The Atlantic

The Crime-Bill Debate Shows How Short Americans’ Memories Are

In hindsight, complicated policy conversations get flattened into stark shades of right and wrong.
Source: Carlo Allegri / Reuters

It was a moment that may come back to haunt Joe Biden—perhaps as soon as tonight’s Democratic debate: In an earlier round this summer, Senator Cory Booker of New Jersey wheeled on the former vice president, attacking his sponsorship of the 1994 federal crime bill with a roundhouse punch. “There are people right now in prison for life for drug offenses,” Booker said, “because you stood up and used that tough-on-crime phony rhetoric that got a lot of people elected but destroyed communities like mine.”

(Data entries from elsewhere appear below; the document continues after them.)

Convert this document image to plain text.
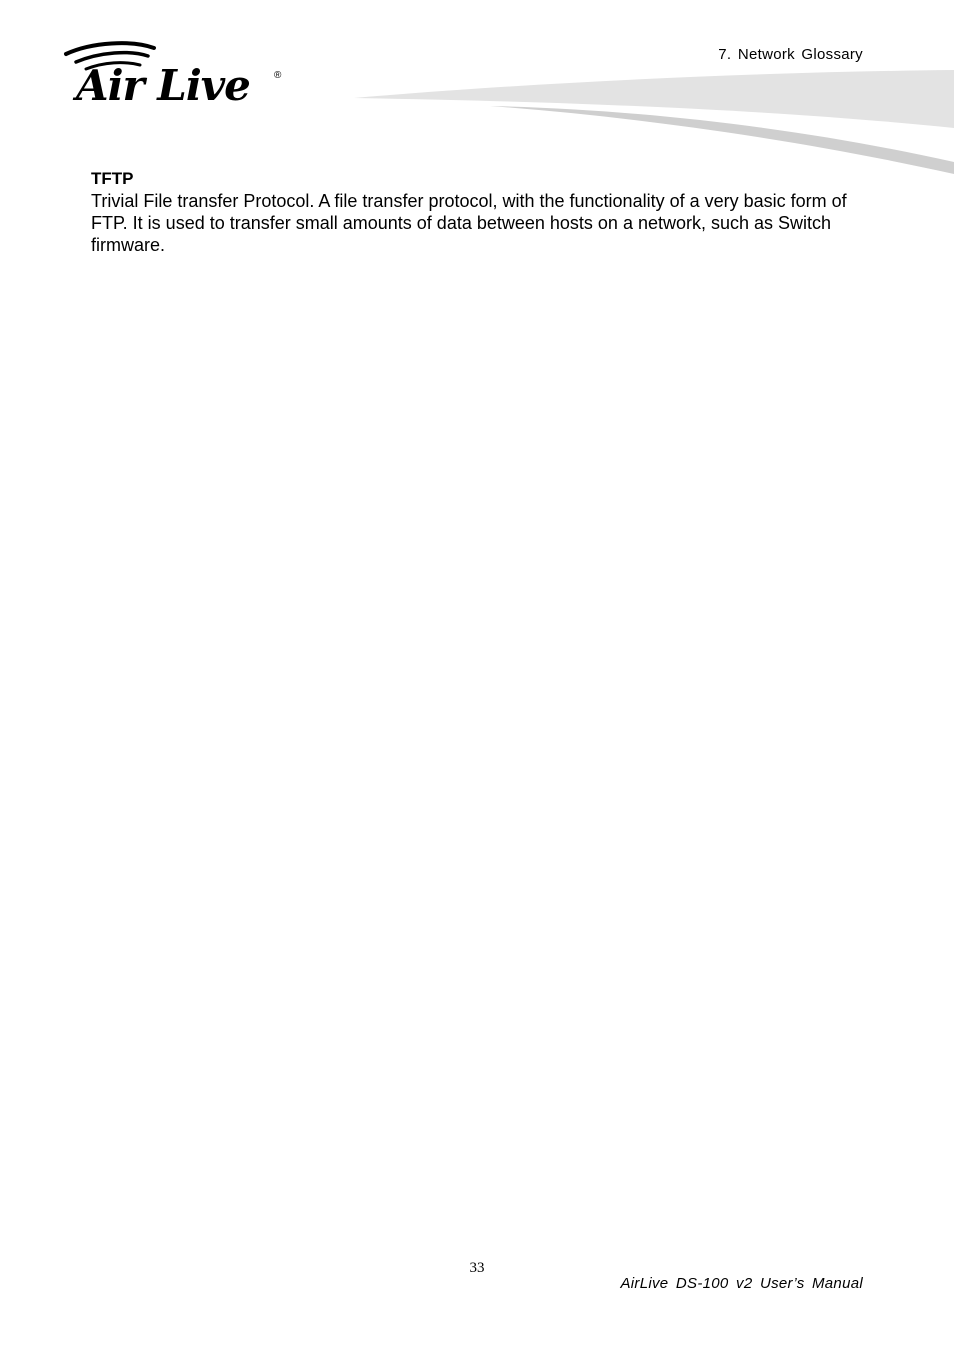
Air Live ®
7. Network Glossary

TFTP

Trivial File transfer Protocol. A file transfer protocol, with the functionality of a very basic form of FTP. It is used to transfer small amounts of data between hosts on a network, such as Switch firmware.

33
AirLive DS-100 v2 User’s Manual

It is true that the bill—which extended the death penalty to 60 new crimes, stiffened sentences, offered states strong financial incentives for building new prisons, and banned a range of assault weapons—helped lead to the wave of mass incarceration that’s resulted in the United States accounting for 25 percent of the world’s prison population.

But Booker’s implication that the law was simply a cynical sop to fearful white voters is at odds with the political realities of the time, when the bill passed with bipartisan support, including the votes of more than two-thirds of the Congressional Black Caucus (CBC), and with the backing of other black leaders beyond Capitol Hill. This is the second straight presidential election in which the crime bill has loomed as a loaded issue—Hillary Clinton was excoriated from the left in 2016 for her past support—and it will doubtless continue to surface as long as Biden is in the race.